The Mekong River, which flows off the coast of Vietnam, supplies nutrients from the land into the South China Sea. These nutrients are then uplifted by the Vietnam Jet Current and the Natuna Off-Shelf Current. Chlorophyll and oxygen are evenly distributed throughout the coastal waters of the South China Sea and North Natuna Sea due to these ocean currents, making the area rich in marine life. The North Natuna Sea is part of the Republic of Indonesia Fisheries Management Area (WPP NRI) 711.

=== Oil and gas ===
It is estimated that Natuna's oil and gas reserves amount to approximately 127 million barrels, consisting of 14,386,470 barrels of oil and 112,356,680 barrels of gas. The area has significant hydrocarbon gas potential, making it one of the largest sources in Asia, with an estimated recoverable amount of 46 TCT. The North Natuna Sea area contains a total of sixteen oil and gas field blocks. However, as of 2021, eleven of these blocks have been actively managed. These include:

1. Block A Natuna Sea
2. Block B South Natuna Sea
3. Block Cumi-Cumi
4. Block Kakap
5. Block Northwest Natuna
6. Block East Natuna
7. Block Northeast Natuna
8. Block Nila
9. Block South Sokang
10. Block Tobong
11. Block Tuna

== Conflict ==

Map of the Spratly Islands (2015). On the left, China's nine-dash-line intersects with Indonesia's EEZ in the North Natuna Sea.

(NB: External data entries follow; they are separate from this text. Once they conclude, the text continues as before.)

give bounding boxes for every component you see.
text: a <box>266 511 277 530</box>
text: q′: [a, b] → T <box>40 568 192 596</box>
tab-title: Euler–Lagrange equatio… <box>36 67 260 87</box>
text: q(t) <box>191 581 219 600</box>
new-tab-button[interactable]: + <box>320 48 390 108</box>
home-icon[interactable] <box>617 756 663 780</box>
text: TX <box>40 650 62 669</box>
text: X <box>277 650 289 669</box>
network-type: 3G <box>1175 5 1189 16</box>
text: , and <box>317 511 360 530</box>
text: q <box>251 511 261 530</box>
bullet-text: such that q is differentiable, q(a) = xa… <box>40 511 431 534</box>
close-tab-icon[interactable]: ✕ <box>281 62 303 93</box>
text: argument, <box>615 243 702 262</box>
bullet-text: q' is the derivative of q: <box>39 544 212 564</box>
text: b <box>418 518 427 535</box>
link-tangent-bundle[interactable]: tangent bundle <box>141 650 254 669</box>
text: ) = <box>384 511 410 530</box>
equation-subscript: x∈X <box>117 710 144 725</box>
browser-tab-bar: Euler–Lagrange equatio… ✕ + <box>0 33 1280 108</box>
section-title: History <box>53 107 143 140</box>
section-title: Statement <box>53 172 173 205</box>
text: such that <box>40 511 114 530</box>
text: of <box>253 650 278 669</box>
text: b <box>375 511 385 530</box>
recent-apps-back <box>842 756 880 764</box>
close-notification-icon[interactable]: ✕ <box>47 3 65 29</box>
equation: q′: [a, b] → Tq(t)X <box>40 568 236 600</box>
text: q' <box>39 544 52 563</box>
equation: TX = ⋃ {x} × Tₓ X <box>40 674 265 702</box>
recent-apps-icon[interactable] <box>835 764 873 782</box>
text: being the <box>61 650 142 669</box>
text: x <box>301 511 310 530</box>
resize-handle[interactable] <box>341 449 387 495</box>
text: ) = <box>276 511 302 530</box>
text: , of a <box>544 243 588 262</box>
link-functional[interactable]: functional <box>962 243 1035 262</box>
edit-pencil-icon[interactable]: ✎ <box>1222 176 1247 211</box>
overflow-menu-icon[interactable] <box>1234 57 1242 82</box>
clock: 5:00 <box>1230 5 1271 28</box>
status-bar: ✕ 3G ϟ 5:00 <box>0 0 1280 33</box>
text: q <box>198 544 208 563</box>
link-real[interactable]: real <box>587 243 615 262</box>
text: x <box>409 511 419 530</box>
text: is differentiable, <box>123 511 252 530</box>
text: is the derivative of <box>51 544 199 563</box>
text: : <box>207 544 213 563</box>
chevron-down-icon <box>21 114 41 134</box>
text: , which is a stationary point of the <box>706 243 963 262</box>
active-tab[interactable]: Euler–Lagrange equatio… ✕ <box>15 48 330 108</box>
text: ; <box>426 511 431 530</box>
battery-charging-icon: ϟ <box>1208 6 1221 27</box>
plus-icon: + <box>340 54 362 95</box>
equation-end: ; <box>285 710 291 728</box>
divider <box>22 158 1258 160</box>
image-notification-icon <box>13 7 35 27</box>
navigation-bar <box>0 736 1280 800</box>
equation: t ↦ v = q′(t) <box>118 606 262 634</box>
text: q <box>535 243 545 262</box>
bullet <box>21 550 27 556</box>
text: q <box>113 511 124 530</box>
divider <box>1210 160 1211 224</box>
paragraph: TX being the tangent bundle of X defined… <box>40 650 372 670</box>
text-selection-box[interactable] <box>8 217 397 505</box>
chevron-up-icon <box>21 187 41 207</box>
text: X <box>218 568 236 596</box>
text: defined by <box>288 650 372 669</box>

Both the Chinese and Indonesian governments often assert that there is no territorial dispute between them, a stance taken to foster and maintain positive bilateral relations between the two nations. In 2014, Chinese Foreign Ministry Spokesperson Geng Shuang stated, "There is no territorial dispute between Indonesia and China." In 2015, Indonesian Minister of Foreign Affairs Retno Marsudi similarly asserted that "Indonesia does not have overlapping claims with any other countries" and that "no country has ever claimed the Natuna Islands." Despite these statements, China's nine-dash line overlaps with Indonesia's EEZ in the North Natuna Sea. China's claim to Indonesian waters covers approximately 83,000 km², or 30 percent of Indonesia's sea area in Natuna.

This dispute began to surface in 2010. Since then, there have been frequent conflicts between the Chinese and Indonesian governments due to the entry of Chinese-flagged vessels—including fishing boats, research vessels, Chinese coast guard ships, and Chinese warships—into the North Natuna Sea, an area that China claims based on historical fishing activities during earlier empires. Chinese research vessels have frequently traveled through the North Natuna Sea, but none of their research findings have been shared with the Indonesian government. Fishing conflicts in the North Natuna Sea are not limited to Chinese-flagged fishing boats. Illegal fishing is also often carried out by Vietnamese- and Malaysian-flagged vessels.